Aos 15 anos passou a trabalhar como vendedor de mercearias e, mais tarde, de tecidos. Ao fim de pouco mais de um ano, corria o ano de
1929, parte para
Angola, exercendo, primeiramente, a função de operário em
Luanda e depois na agricultura, numa fazenda do interior, com o objetivo de conseguir novas e melhores perspectivas de vida futura. Contudo, depara, nessa região, com uma intensa situação de miséria e pobreza que o faz regressar à metrópole.
Quando regressa a Portugal, emprega-se numa casa comercial de automóveis, pneus e lubrificantes. Ao mesmo tempo leciona
Língua Portuguesa a título particular. Começa a conviver com intelectuais de esquerda e adere aos ideais do
Partido Comunista Português e do
Movimento de Unidade Democrática, contrapondo-se, veemente, à conjuntura política da época, trazendo à tona diversas questões “esquecidas”.
Em virtude de sua convivência com as péssimas condições de vida das camadas rurais e de vivenciar duplamente essas condições (na infância e na juventude), volta seu olhar para a dimensão social, mais especificamente, para as questões de reivindicação de mudança social. A essa altura, reafirma a sua vocação para a escrita. Cria a Secção “De sol a sol”, no jornal O Diabo, em que passa a publicar textos voltados para as tensões sociais, contrapondo-se, assim, aos ideais de exploração dos regimes totalitários.
Fillus 2002 sinaliza o facto de a crise económica da década de 1920 ocasionar uma serie de problemáticas sociais, tais como: desemprego, fome, miséria e, sobretudo, a crise do capitalismo. Diante dessa quadro, eclodem os regimes totalitários (no solo português, o
Salazarismo), iniciando uma intensa repressão, censura e exploração das classes minoritárias.
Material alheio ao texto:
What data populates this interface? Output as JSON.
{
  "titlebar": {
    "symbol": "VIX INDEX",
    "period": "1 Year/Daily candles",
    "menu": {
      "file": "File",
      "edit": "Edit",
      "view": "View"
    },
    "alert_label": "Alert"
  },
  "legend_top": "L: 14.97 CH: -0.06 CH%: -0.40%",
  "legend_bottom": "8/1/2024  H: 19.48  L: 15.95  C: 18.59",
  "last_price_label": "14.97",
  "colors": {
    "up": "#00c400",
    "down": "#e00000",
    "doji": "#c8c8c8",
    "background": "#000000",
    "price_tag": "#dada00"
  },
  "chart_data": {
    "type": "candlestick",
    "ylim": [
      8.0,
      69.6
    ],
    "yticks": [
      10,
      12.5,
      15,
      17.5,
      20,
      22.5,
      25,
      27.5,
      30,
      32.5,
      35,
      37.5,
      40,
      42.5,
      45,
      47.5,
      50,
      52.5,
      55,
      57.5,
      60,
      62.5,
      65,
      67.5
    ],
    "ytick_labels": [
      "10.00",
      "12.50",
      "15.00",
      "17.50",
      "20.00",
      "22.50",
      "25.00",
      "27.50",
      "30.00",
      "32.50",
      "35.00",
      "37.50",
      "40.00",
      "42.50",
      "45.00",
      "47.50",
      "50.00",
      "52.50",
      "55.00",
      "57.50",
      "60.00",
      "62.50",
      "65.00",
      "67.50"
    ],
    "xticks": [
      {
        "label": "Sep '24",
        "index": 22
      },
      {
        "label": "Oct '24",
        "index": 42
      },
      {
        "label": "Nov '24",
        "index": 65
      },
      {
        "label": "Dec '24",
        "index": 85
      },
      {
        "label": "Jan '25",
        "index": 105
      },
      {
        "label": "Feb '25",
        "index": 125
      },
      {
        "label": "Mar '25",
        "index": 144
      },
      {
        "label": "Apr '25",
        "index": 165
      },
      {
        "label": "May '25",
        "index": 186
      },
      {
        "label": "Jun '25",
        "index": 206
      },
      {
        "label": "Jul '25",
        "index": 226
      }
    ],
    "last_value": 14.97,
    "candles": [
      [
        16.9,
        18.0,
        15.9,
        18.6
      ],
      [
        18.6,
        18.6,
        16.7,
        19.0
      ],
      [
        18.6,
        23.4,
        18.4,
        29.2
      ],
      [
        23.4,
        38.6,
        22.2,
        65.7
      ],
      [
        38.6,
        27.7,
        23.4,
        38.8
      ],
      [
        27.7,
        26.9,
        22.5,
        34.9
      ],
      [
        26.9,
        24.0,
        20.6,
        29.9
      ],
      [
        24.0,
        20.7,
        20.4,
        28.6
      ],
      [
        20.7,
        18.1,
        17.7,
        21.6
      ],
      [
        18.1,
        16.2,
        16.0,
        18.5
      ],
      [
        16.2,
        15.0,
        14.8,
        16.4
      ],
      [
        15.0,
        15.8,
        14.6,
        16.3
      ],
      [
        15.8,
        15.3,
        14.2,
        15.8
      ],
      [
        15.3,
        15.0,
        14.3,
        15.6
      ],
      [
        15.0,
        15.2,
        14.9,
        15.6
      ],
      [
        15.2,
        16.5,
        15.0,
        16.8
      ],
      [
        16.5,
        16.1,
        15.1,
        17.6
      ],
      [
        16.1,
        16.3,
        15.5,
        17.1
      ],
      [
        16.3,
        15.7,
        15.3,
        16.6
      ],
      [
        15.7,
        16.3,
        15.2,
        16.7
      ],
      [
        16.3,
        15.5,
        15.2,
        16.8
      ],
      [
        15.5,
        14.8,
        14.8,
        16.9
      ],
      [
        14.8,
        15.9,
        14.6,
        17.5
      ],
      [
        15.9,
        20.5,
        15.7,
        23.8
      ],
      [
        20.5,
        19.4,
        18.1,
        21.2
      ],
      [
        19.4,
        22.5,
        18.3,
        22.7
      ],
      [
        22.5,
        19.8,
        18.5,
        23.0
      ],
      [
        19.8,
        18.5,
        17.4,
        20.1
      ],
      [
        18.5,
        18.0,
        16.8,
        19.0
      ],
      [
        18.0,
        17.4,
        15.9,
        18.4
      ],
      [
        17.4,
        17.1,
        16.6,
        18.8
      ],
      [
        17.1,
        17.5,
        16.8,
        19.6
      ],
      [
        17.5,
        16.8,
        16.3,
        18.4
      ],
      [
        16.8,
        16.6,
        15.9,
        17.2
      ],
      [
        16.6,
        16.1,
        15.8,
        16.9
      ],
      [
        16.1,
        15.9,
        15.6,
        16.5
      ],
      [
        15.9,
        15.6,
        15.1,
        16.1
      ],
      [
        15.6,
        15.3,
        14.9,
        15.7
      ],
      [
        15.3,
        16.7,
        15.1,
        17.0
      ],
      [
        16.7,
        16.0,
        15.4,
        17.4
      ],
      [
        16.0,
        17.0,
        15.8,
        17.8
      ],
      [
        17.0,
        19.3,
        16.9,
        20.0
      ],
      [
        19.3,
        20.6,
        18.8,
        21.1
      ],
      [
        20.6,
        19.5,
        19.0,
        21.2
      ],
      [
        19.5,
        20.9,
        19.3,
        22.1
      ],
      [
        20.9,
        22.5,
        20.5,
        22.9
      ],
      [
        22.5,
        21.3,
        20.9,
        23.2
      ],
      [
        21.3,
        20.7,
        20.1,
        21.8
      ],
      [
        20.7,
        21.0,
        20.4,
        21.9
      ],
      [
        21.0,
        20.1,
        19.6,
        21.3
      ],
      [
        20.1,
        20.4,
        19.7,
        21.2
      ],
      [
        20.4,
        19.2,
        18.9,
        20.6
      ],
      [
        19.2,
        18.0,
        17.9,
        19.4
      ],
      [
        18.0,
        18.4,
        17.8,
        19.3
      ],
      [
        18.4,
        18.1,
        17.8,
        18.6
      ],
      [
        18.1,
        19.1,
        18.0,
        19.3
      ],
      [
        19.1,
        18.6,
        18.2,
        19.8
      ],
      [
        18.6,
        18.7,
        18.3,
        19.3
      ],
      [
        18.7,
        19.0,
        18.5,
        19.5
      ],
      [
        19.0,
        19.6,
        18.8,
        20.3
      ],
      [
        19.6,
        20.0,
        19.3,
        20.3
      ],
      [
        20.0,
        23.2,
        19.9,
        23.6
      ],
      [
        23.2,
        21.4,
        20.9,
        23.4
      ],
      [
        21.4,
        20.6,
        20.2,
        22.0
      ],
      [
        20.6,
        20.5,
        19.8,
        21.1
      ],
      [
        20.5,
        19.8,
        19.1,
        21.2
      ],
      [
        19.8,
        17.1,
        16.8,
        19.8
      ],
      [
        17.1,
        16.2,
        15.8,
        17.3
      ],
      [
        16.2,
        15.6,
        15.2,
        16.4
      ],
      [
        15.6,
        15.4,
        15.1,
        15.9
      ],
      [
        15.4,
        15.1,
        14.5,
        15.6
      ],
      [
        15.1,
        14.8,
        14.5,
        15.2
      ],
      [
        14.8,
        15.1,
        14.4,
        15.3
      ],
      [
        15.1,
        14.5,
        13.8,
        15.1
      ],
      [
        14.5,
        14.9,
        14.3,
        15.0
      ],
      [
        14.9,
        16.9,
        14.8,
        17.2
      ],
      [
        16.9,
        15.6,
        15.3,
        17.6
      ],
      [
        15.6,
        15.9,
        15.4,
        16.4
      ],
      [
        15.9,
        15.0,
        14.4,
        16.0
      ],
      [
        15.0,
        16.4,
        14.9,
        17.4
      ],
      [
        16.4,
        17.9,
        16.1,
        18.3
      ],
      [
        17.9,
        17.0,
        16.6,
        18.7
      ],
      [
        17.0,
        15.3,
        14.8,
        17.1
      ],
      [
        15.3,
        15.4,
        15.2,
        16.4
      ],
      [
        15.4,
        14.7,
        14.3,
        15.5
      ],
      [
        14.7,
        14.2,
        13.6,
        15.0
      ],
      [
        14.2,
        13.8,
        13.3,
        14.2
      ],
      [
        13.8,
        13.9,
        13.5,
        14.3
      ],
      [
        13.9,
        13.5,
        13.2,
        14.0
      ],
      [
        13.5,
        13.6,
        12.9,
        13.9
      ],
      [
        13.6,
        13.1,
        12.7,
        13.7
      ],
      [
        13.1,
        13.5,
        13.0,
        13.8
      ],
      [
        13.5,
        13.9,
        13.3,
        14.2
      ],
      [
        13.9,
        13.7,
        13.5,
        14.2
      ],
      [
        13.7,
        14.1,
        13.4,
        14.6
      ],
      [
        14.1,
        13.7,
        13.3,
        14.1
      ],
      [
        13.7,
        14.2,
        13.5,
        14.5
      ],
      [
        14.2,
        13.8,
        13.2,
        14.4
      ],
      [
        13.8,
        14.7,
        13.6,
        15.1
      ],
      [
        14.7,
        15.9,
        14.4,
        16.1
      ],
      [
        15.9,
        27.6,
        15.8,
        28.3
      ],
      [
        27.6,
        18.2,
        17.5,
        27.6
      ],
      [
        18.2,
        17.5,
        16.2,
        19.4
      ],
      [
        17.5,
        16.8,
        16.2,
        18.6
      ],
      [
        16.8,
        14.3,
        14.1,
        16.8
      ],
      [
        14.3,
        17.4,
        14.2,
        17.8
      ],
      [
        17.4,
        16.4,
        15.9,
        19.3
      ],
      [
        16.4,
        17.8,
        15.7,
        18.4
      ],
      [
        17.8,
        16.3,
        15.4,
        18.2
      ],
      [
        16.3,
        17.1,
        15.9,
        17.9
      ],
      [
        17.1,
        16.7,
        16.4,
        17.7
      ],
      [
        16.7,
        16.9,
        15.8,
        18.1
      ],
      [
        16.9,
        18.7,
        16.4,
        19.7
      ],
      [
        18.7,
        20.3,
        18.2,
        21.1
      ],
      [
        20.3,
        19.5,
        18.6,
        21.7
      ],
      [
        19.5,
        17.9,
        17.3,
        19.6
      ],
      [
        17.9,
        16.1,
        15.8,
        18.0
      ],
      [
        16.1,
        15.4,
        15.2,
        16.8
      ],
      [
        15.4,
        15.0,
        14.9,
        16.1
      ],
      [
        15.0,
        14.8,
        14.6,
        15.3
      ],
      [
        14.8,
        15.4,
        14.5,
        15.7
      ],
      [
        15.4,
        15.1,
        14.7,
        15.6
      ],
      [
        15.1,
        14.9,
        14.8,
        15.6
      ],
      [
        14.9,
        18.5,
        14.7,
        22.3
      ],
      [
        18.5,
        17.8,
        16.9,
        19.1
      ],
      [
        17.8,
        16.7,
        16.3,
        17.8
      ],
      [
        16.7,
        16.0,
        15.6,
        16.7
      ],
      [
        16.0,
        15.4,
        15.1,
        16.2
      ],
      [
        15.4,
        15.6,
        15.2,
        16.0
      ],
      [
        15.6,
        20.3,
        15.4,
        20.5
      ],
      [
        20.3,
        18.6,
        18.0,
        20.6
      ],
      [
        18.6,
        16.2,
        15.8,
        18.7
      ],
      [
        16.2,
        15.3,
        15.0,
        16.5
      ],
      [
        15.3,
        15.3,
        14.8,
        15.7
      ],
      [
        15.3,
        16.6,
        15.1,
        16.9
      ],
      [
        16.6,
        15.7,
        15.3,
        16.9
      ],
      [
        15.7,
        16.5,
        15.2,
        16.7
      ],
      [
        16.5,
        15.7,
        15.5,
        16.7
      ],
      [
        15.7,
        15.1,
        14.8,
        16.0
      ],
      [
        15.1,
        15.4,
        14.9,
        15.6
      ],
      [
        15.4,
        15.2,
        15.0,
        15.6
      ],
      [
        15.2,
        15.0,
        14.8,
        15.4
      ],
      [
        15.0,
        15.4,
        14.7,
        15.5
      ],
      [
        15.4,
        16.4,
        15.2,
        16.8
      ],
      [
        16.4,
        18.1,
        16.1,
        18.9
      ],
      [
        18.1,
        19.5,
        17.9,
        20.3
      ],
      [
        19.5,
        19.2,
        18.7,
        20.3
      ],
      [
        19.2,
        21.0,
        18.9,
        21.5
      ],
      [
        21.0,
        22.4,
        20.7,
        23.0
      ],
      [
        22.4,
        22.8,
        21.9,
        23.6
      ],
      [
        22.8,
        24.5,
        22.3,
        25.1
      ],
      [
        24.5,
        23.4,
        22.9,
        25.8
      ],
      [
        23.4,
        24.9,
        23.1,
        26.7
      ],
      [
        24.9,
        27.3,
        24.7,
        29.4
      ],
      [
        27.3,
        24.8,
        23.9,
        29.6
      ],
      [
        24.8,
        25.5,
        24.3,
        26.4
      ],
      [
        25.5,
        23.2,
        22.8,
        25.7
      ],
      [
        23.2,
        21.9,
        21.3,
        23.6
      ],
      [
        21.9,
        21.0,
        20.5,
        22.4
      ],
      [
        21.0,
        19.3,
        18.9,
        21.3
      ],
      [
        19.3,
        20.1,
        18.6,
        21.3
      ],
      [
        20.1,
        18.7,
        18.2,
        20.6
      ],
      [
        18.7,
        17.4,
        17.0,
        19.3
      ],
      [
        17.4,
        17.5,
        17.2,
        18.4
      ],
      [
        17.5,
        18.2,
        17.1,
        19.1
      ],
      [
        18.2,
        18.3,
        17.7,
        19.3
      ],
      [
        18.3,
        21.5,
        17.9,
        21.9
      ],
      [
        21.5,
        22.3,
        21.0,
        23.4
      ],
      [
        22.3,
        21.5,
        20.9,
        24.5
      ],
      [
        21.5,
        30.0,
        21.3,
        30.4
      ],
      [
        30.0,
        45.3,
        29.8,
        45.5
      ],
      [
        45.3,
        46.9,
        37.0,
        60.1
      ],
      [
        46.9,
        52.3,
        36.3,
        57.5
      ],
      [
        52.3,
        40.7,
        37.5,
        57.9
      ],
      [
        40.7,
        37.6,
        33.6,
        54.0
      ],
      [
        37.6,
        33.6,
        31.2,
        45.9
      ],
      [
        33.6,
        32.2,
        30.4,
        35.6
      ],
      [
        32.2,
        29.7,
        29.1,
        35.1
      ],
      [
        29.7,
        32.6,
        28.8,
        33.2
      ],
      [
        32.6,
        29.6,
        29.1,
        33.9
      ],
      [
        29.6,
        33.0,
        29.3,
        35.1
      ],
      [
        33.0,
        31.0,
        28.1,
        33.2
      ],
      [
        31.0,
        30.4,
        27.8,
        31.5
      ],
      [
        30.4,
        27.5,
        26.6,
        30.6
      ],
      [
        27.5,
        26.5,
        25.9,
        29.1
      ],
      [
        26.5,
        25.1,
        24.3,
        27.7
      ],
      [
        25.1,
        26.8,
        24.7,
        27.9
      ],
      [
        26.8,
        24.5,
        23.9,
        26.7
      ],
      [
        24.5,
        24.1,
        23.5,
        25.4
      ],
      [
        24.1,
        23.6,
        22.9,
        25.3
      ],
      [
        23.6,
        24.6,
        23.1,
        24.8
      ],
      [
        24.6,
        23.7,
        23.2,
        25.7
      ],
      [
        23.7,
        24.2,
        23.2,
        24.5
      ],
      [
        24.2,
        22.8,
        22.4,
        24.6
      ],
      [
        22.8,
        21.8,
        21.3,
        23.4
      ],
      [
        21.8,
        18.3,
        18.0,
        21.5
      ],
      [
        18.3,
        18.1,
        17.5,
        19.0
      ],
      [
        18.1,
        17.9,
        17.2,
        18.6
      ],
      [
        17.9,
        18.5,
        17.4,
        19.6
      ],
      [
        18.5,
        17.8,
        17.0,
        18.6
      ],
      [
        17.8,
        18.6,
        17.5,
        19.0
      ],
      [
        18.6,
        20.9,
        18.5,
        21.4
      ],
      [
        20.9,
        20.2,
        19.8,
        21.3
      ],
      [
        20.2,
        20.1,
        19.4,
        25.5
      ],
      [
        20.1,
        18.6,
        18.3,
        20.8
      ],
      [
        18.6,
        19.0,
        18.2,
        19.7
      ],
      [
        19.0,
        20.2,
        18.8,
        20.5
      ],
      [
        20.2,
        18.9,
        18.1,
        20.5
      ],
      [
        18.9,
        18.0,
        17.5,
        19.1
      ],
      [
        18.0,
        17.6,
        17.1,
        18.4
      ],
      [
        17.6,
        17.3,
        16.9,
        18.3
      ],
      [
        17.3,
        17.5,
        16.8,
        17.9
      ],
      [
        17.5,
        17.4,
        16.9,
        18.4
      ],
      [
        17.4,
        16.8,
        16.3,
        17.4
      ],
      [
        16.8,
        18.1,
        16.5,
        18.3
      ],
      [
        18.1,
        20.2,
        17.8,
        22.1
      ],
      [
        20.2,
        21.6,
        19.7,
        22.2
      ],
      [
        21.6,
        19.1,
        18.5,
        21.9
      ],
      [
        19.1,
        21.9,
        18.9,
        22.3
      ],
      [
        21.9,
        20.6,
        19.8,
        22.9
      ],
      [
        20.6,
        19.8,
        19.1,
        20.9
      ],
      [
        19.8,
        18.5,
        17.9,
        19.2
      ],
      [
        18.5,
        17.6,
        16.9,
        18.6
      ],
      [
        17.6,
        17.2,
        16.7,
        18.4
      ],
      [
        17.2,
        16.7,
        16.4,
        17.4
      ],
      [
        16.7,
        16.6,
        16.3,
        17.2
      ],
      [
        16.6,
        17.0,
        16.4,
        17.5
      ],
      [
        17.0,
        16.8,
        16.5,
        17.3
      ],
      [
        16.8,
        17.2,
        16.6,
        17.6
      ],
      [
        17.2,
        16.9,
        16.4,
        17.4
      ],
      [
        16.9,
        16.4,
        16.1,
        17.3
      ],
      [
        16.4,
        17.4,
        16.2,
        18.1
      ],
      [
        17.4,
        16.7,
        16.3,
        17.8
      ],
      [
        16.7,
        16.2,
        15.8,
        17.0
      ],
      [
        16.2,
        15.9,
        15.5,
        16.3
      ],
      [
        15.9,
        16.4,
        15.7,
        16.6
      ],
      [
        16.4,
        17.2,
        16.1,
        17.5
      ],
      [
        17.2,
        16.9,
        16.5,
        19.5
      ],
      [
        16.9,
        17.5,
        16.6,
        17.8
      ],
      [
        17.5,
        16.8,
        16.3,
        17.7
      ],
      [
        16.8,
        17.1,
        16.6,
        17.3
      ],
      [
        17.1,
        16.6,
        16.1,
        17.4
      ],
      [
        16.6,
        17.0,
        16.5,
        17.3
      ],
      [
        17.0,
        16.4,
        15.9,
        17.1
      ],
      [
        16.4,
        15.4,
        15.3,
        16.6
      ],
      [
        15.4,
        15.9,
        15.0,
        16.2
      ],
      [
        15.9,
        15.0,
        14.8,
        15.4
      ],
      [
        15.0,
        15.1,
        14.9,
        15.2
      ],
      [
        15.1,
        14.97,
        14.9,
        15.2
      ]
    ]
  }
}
Tendo como pano de fundo esse contexto, surge o
Neorrealismo, uma literatura de cunho político, que se opõe, veementemente, à opressão dos regimes totalitários. Eclode, assim, um novo conceito de arte numa perspectiva de consciencialização, acompanhada de novo papel social para o artista enquanto defensor da sociedade que busca melhorias a partir da ampliação da visão de mundo
[1].
Isso entra em sintonia com
Fillus 2002, pp. 127, que diz que o “movimento neorrealista corresponde a uma nova tomada de consciência da sociedade portuguesa”. Dentre os autores que defendem uma criação literária de denuncias das condições de exploração do povo (em sua grande diversidade), está Alves Radol
Figueiredo 2005 sinaliza o facto de a obra de Redol estar diretamente ligada às questões económicas, políticas, sociais e culturais respeitantes ao mundo do autor. Ou seja, seus escritos voltam se para uma perspectiva de cunho social, primando, sobretudo, pela crítica ao Regime de
Salazar, transformando suas obras em instrumento de intervenção social. Um aspecto que ilustra esse viés é o facto de esse autor não se restringir ao uso de histórias de ficção, mas, acima de tudo, lançar mão de histórias que focam na realidade social circundante. Algumas dessas temáticas que até então eram ignoradas.
Em vista disso, Redol sofre repressão da ditadura militar, chegando até a ser preso e torturado. Ao lançar mão dessa postura de preocupação social, ele toma como base alguns ideais do
marxismo e do
socialismo, empregando-os em sua escrita os pressupostos de autores revolucionários clássicos tais como:
Marx,
Engels,
Lenine,
Lefebvre,
Bukharin e Georges
Friedmann
[1]. E, à luz desses escritores adeptos do Marxismo e do Socialismo, Redol passa a abordar as condições de vida dos trabalhadores que viviam à margem da sociedade por conta de uma exploração desumana. Para tanto, ele retrata os diversos profissionais rurais e urbanos (destacando seus inúmeros grupos), suas práticas corriqueiras do dia a dia e, sobretudo, suas péssimas condições de vida em decorrência do capitalismo.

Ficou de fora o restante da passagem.